Elderly archaeologist with a fixation on a Roman cavalry settlement in Lancashire sends 2000 word article for perusal and comment. Last corresponded 8 years ago.
File in pending tray.

Legal Deposit Library communication from Edinburgh requesting 5 copies of 2 books for Ireland, Scotland, Wales, Oxford and Cambridge. This is A Good Thing, but it’s at my expense, not theirs – A Bad Thing. Luckily just to one central address so postage not horrendous.
Contact Print on Demand service and send order through for delivery.

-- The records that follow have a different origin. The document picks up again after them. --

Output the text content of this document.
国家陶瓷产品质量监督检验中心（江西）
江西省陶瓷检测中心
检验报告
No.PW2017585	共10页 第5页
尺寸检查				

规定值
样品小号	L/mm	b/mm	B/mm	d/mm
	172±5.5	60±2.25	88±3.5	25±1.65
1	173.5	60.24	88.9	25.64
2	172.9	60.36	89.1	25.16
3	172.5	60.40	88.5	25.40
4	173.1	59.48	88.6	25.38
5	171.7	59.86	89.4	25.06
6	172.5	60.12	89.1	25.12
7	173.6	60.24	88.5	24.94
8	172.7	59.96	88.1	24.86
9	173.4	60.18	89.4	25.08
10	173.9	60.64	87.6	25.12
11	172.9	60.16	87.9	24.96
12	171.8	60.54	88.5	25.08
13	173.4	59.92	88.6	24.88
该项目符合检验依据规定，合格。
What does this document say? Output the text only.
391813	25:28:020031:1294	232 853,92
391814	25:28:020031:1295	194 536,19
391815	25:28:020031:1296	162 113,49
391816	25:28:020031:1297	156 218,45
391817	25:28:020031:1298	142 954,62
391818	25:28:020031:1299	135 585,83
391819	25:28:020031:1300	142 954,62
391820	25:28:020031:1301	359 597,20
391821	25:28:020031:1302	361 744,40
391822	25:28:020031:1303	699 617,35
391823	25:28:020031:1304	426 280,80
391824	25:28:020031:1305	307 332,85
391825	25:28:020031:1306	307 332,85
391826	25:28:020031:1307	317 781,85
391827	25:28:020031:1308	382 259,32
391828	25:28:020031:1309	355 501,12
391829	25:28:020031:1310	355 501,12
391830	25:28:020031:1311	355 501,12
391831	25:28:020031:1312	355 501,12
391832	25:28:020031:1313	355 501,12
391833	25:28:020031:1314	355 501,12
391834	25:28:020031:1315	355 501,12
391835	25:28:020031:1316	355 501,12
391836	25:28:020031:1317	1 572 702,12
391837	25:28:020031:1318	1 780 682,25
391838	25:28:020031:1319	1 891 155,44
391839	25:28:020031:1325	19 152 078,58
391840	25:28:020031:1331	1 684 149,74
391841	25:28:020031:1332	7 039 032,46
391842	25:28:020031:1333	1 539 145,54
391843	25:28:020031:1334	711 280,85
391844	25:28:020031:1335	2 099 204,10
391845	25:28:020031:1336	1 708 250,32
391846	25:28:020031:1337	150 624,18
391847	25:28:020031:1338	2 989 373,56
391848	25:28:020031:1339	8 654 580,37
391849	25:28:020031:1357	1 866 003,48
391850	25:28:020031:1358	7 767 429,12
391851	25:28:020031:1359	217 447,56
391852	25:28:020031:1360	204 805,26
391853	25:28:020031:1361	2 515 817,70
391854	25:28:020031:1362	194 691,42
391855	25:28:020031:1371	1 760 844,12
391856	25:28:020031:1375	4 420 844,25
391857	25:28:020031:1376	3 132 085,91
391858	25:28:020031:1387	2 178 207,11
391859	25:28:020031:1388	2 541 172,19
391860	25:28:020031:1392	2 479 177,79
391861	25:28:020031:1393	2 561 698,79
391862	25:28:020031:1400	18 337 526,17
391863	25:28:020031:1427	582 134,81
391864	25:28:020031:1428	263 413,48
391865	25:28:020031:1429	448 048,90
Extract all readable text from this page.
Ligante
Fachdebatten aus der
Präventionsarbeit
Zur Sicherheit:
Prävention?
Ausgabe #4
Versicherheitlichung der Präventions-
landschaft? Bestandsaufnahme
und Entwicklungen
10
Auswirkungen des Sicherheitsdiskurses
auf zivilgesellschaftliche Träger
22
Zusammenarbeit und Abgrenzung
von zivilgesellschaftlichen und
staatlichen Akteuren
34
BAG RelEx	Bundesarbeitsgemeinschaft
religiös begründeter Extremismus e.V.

Local Literary group requests me to go and talk to them on topic of my own choice. They will PAY me! A VERY GOOD THING.
File in pending tray.

11.30 am
Email from Pony breed society asking me to update their web site with advertisement and photos. A Moderately Good Thing – they pay. Update site.

12.00 mid-day
Need coffee. Discover husband’s melted snow boot prints across kitchen floor.
Clean floor and redecorate tracks from door to Rayburn to fridge to chair with thick glossy, coloured pages of health products catalogue. I knew they’d come in useful.

12.30 pm
Sit down with coffee and oatcake to write blog – the first creative thing I’ve done all morning.

1.00 pm
Blog written. Must write back to the Literary group.

1.15 pm
Email from web client, with photos, requesting update of site with offers for January.

1.25
Phone call from Pony breed society requesting photos from  last issue of magazine, which I edit - another volunteer job.

1.30 pm
Thinks: Will the Literary Group believe this?